To just access a web page, if the linux box is running a server, you can just use the browser that comes with windows (or you can use a good one, like Chrome).
But you may want to log in to the Linux box. I suggest two things. One is that you should run an ssh server on the linux box - start the sshd service however your distribution runs it, if it is not already running.
To access command lines from your windows box (or smartphone) you need an ssh client that runs on Windows. I suggest putty, it is both free and good.
If you want to run X windows on your laptop so that you can run remote windows, tell putty to forward the X port and then use the X that comes with Cygwin. It used to be that X on Windows required an expensive product, now the freebie X server is perfectly good, and running the X protocol under ssh is a good way to secure it.
I will try that.... I was under the impression that samba needed to be installed...
Thanks
Things like Samba or unison are for setting up a shared folder that 2 computers can access. That way you can switch over docs,songs,pictures, or other files ... I don't think it is what you are looking for.
I may not have understood you correctly so if not ignore this next part.
When I want to access the internet on my Nephew's Wii, I have a VNCviewer installed on there (as well as VNC on my laptop) so I can connect to my laptop (With the network IP 189.008.8.6 or whatever it is) and browse, The problem with that being that it is not it's own system, I am viewing the desktop remotely and thus, am essentially just using my laptop. BUT I am doing it from a different location on a different machine. So maybe that is something you might be interested in.
Assuming you want to access it locally and not via the web:
First step would be to simply enter the IP address of the server in the url bar fo the browser (e.g. http://172.18.32.55 where 172.18.32.55 is the local address of the server).
1)
Does it work?
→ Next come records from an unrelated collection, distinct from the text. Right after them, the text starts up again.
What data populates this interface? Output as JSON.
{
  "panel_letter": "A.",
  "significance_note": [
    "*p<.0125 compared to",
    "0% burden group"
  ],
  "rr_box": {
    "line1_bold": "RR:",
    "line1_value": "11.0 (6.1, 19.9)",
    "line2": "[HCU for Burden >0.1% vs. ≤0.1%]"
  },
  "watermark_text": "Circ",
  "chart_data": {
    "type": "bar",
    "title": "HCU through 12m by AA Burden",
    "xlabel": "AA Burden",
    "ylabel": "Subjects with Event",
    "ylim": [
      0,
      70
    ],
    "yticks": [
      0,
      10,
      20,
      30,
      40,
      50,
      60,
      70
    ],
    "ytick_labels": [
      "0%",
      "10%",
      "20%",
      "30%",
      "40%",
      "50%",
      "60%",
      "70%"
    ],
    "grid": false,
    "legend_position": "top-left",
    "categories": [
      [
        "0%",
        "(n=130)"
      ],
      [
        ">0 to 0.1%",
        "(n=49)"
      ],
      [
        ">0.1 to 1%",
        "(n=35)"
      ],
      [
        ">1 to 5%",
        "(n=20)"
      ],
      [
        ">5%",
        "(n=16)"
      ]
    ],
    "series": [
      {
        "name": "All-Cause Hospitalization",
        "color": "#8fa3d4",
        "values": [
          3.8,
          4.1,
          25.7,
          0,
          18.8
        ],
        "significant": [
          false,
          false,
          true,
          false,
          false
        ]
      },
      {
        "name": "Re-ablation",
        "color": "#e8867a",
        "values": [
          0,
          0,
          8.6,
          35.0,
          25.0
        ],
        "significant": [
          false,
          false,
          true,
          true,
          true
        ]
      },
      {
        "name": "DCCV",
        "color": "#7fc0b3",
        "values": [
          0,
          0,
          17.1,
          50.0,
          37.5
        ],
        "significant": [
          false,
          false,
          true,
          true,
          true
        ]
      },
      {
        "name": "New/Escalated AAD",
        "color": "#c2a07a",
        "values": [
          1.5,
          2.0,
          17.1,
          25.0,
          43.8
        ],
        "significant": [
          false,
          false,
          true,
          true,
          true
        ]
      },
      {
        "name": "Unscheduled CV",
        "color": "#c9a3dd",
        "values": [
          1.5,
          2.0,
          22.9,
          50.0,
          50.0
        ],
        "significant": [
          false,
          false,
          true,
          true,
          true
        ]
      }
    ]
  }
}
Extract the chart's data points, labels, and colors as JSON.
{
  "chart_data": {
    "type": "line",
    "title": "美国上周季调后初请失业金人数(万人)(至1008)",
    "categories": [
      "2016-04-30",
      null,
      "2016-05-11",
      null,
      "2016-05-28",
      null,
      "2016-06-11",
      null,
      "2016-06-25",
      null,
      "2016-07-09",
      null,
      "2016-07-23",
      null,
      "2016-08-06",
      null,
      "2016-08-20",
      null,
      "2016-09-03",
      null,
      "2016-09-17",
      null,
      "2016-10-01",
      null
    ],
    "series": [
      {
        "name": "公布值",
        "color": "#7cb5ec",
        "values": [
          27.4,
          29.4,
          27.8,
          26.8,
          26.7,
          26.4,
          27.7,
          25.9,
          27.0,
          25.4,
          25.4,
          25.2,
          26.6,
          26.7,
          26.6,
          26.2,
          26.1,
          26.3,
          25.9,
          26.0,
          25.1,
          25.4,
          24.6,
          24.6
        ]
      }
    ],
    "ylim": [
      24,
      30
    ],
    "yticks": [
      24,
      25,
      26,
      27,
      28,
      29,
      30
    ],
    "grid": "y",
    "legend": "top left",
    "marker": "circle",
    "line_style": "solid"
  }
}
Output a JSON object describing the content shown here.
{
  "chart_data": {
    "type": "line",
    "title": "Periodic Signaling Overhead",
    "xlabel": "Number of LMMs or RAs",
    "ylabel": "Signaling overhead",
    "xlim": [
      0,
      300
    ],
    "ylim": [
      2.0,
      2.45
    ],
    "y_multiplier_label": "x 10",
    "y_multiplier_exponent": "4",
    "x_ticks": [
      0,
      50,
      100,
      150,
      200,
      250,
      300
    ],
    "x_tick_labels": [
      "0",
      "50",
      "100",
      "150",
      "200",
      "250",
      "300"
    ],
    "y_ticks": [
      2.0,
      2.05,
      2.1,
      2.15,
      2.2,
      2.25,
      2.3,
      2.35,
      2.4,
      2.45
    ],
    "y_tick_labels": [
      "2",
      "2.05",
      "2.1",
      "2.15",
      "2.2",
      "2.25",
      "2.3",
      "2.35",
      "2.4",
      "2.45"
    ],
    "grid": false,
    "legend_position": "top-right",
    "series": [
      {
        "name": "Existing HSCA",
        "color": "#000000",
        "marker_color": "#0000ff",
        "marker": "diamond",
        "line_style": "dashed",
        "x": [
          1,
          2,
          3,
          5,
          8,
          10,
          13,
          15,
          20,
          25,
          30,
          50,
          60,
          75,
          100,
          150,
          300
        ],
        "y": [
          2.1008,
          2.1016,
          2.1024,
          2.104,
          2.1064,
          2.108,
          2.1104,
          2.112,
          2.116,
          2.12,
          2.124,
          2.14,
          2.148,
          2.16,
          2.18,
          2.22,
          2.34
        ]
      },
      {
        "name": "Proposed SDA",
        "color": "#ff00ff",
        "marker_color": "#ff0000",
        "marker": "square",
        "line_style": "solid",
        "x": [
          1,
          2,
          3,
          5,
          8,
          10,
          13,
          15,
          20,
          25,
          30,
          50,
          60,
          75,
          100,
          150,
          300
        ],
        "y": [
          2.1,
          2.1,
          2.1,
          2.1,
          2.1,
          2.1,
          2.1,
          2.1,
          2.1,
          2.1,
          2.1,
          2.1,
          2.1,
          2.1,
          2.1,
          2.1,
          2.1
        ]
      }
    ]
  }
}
If yes, you might want to access it by name. Simplest way is probably by locating and editing the hosts file on the laptop and adding an entry there.
Code:
172.18.32.55 mylocalwebpage # source server
Next you can try to access by using http://mylocalwebpage in the browser. You can find the file in c:\windows\system32\drivers\etc (for 64 bit windows it might be a different path).
2)
If it does not work, you need to start the normal networking fault finding? Can you ping it (as suggested)?